The weakness of the great airships for trans-ocean travel is ironically covered in the ocean storm, where terrible winds rip into the damaged superstructure, and the crew scrambles to keep the Pensacola alive. Capra focuses again on evacuation procedures as well as the ship’s total destruction, and it’s a thrilling sequence worthy of an Irwin Allen disaster film.

Capra also documents the crazy trapeze device which allowed planes to latch on to the base of an airship, and remain stored until the pilot climbed down into the cockpit, started up the engine, and flew off again.

Equally impressive is the huge hangar in Lakehurst, New Jersey, that was built to house the airship, which Capra filmed in multiple angles to impart space, scope, and the tiny size of men among the massive crafts.

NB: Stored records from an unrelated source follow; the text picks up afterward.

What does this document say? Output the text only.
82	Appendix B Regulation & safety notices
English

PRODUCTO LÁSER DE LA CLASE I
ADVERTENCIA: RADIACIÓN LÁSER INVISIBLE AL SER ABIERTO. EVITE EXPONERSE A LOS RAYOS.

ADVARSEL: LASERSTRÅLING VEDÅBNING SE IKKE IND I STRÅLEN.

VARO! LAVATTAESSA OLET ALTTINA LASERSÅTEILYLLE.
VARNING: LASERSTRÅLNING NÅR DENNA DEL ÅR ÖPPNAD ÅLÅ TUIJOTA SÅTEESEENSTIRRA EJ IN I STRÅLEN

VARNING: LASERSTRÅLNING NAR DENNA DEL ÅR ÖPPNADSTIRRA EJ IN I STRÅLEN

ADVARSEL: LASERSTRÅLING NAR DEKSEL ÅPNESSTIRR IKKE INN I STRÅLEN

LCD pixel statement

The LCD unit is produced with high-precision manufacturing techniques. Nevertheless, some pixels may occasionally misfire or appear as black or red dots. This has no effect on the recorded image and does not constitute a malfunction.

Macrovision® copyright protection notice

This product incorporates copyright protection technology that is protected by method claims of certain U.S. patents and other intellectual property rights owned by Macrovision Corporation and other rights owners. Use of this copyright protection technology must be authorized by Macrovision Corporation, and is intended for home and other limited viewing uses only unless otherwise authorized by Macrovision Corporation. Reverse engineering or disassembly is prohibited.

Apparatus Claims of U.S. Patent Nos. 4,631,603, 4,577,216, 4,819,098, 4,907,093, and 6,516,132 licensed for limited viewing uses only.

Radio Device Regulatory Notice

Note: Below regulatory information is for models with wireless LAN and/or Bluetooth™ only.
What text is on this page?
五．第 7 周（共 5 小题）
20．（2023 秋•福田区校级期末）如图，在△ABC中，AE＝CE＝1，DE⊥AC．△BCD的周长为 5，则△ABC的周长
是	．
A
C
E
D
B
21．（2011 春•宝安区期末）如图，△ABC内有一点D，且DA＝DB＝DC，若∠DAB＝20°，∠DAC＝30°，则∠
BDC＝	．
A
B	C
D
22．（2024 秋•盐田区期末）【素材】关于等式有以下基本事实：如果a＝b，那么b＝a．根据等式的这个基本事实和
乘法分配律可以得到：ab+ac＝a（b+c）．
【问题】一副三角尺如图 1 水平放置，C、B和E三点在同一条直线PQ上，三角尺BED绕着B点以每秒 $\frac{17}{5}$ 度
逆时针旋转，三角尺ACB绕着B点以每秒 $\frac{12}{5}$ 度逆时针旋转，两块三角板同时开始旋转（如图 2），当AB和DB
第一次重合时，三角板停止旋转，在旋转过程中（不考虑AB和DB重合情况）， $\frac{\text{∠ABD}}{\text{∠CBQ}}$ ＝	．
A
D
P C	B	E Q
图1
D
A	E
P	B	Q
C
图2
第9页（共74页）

The hangar also intensifies the feel of several scenes, such as the high angle shots used for the moment when Frisky leaves Jack after being dumped from the airship expedition to the South Pole, and the launching montages where a mass of airmen run with mooring lines to guide the craft out from the hangar. (The sheer volume of personnel must have been seen as an impractical and inefficient use of men compared to planes, which could take off and land without lines and lock-ups to anchor mounts.)

The South Pole wandering of the plane crew survivors offers a grim facet of how below zero temperatures slowly destroy a body, and but more intriguing is the way Frisky remains a heroic figure in spite of being a jackass. Having already flown over the South Pole, he goads the team leader to approve a landing to plant a flag – a decision that destroys the plane and ultimately kills almost everyone. He bullies the group to push on even though there’s no way they can travel the massive distance to the main camp, and he’s the dolt who ends up taking the few men left back to where they started, making their journey even more wasteful.

Also in the dramatic mix is the demeaning portrayal of blacks. The cook is a dimwit whose slow drawl inferns stupidity, and his skull is so thick that he barely reacts when a white team leader throws a tin mug at his head for singing a depressing song (which is restarted when the teammate decides it’s now okay to listen to some good ‘ol southern music). The cook also wishes he was ‘back in Birmingham,’ but at least the character was smart enough to see a disaster in the making, as he doesn’t join the expedition’s final stage where Frisky pilots the explorers to the South Pole.

Dirigible is an odd mix of romantic cliches, nascent disaster elements, and adventurism, and it works, partly because Capra intermingles so much documentary-styled footage of the airship and Antarctic expedition. The film has virtually no score, but features a rich collage of sound effects which capture the power of the giant airships.

The cinematography by the productions camera team, led by longtime Capra cinematgrapher Joseph Walker is equally superb, and Walker would continue to film most of Capra’s films, including Lost Horizon [M] (1937), a dreamier tale of exploration, air travel, and a forbidden mountain locale.